Terceiro candidato, terceiro chumbo: o terceiro partido mais votado nas últimas legislativas voltou a falhar a eleição de um vice-presidente do Parlamento, apesar do apelo ao voto favorável por parte do líder parlamentar do PSD.



O Chega voltou a falhar, esta quinta-feira, a eleição de um vice-presidente do Parlamento, apesar de Rui Paulo Sousa, o deputado e candidato deste partido, ter recolhido mais 30 votos do que os deputados que foram indicados por esta bancada no início da legislatura.

De acordo com o resultado anunciado no final do plenário, Rui Paulo Sousa, deputado eleito por Lisboa e vice-presidente da bancada do Chega, obteve 64 votos favoráveis e 137 brancos, quando precisava de 116 votos a favor para ser eleito.

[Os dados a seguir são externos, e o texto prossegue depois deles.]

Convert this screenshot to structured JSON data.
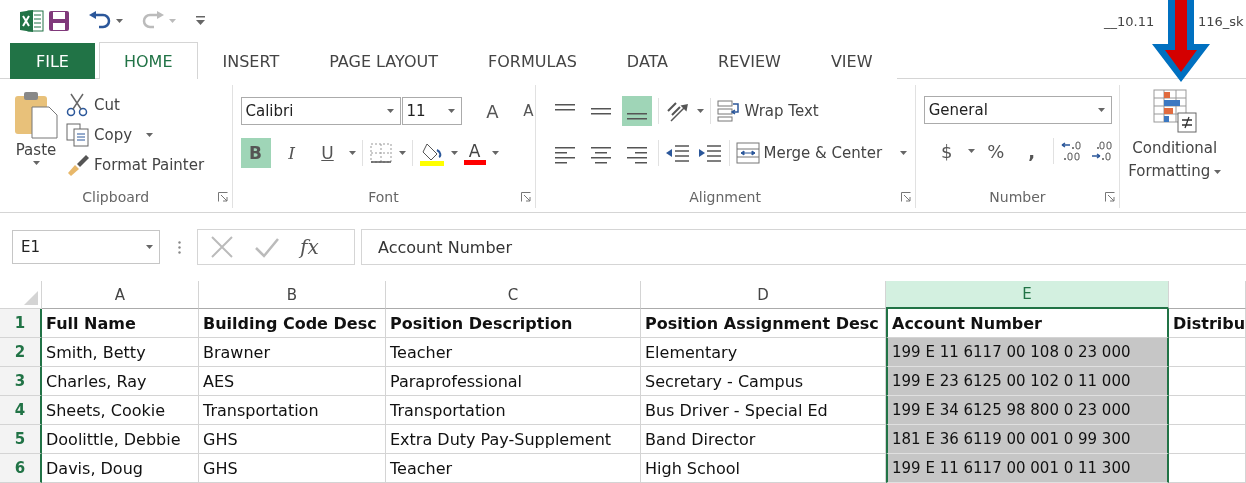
{
  "title_bar": {
    "title_start": "__10.11",
    "title_end": "116_sk"
  },
  "tabs": [
    {
      "label": "FILE",
      "kind": "file",
      "selected": false
    },
    {
      "label": "HOME",
      "kind": "tab",
      "selected": true
    },
    {
      "label": "INSERT",
      "kind": "tab",
      "selected": false
    },
    {
      "label": "PAGE LAYOUT",
      "kind": "tab",
      "selected": false
    },
    {
      "label": "FORMULAS",
      "kind": "tab",
      "selected": false
    },
    {
      "label": "DATA",
      "kind": "tab",
      "selected": false
    },
    {
      "label": "REVIEW",
      "kind": "tab",
      "selected": false
    },
    {
      "label": "VIEW",
      "kind": "tab",
      "selected": false
    }
  ],
  "clipboard": {
    "paste": "Paste",
    "cut": "Cut",
    "copy": "Copy",
    "format_painter": "Format Painter",
    "group_label": "Clipboard"
  },
  "font": {
    "name": "Calibri",
    "size": "11",
    "grow": "A",
    "shrink": "A",
    "styles": [
      {
        "label": "B",
        "kind": "bold",
        "on": true
      },
      {
        "label": "I",
        "kind": "italic",
        "on": false
      },
      {
        "label": "U",
        "kind": "underline",
        "on": false
      }
    ],
    "font_color": "A",
    "group_label": "Font"
  },
  "alignment": {
    "vertical": [
      {
        "kind": "top",
        "on": false
      },
      {
        "kind": "middle",
        "on": false
      },
      {
        "kind": "bottom",
        "on": true
      }
    ],
    "horizontal": [
      {
        "kind": "left",
        "on": false
      },
      {
        "kind": "center",
        "on": false
      },
      {
        "kind": "right",
        "on": false
      }
    ],
    "wrap_text": "Wrap Text",
    "merge_center": "Merge & Center",
    "group_label": "Alignment"
  },
  "number": {
    "format": "General",
    "currency": "$",
    "percent": "%",
    "comma": ",",
    "group_label": "Number"
  },
  "styles": {
    "conditional_formatting": [
      "Conditional",
      "Formatting"
    ]
  },
  "formula_bar": {
    "name_box": "E1",
    "fx": "fx",
    "formula": "Account Number"
  },
  "sheet": {
    "columns": [
      {
        "label": "A",
        "selected": false
      },
      {
        "label": "B",
        "selected": false
      },
      {
        "label": "C",
        "selected": false
      },
      {
        "label": "D",
        "selected": false
      },
      {
        "label": "E",
        "selected": true
      }
    ],
    "rows": [
      {
        "number": "1",
        "kind": "header",
        "cells": [
          "Full Name",
          "Building Code Desc",
          "Position Description",
          "Position Assignment Desc",
          "Account Number",
          "Distribu"
        ]
      },
      {
        "number": "2",
        "kind": "data",
        "cells": [
          "Smith, Betty",
          "Brawner",
          "Teacher",
          "Elementary",
          "199 E 11 6117 00 108 0 23 000"
        ]
      },
      {
        "number": "3",
        "kind": "data",
        "cells": [
          "Charles, Ray",
          "AES",
          "Paraprofessional",
          "Secretary - Campus",
          "199 E 23 6125 00 102 0 11 000"
        ]
      },
      {
        "number": "4",
        "kind": "data",
        "cells": [
          "Sheets, Cookie",
          "Transportation",
          "Transportation",
          "Bus Driver - Special Ed",
          "199 E 34 6125 98 800 0 23 000"
        ]
      },
      {
        "number": "5",
        "kind": "data",
        "cells": [
          "Doolittle, Debbie",
          "GHS",
          "Extra Duty Pay-Supplement",
          "Band Director",
          "181 E 36 6119 00 001 0 99 300"
        ]
      },
      {
        "number": "6",
        "kind": "data",
        "cells": [
          "Davis, Doug",
          "GHS",
          "Teacher",
          "High School",
          "199 E 11 6117 00 001 0 11 300"
        ]
      }
    ]
  }
}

Votaram 213 dos 230 deputados, numa eleição feita por voto secreto em urna.

Ao contrário das duas anteriores votações, em que o PSD deu liberdade de voto aos seus deputados, o líder parlamentar social-democrata, Joaquim Miranda Sarmento, apelou esta quinta-feira ao voto favorável da sua bancada no candidato do Chega, invocando a “prática parlamentar” que atribui esse cargo aos quatro partidos mais votados.

Se todos os deputados do Chega (12), IL (oito) e PSD (77) tivessem votado a favor de Rui Paulo Sousa, este teria recolhido 97 votos favoráveis.

PSD recomendou voto favorável

Joaquim Miranda Sarmento, líder parlamentar do PSD, apelou esta quinta-feira aos deputados sociais-democratas para que votassem a favor do candidato apresentado pelo Chega para ocupar o cargo de vice-presidente da Assembleia da República.

De acordo com um email interno, este incentivo é justificado por aquilo que Miranda Sarmento qualifica como “prática parlamentar” que atribui esse cargo aos quatro partidos mais votados.

“Nesse sentido, a direcção do grupo parlamentar apela às senhoras e senhores deputados que votem a favor da candidatura apresentada nas eleições que se realizam hoje”, de acordo com o email remetido por Joaquim Miranda Sarmento aos deputados, noticiado por alguns órgãos de comunicação social e a que a Lusa teve acesso.

Este economista e deputado defende que o PSD “nunca inviabilizou as candidaturas apresentadas por todas as forças políticas que se encontraram nessa situação” e que “a prática parlamentar estabelecida desde sempre atribui aos quatro partidos mais votados a possibilidade de indicarem um deputado para exercer a vice-presidência da Assembleia da República”.

Após a rejeição do Parlamento aos nomes dos deputados Diogo Pacheco de Amorim e Gabriel Mithá Ribeiro para ocuparem um dos cargos de vice-presidente da Assembleia da República, o Chega avançou esta quinta-feira com a terceira tentativa para eleger um dos seus deputados para o cargo. Mais uma vez, o partido não recolheu votos suficientes para esta eleição.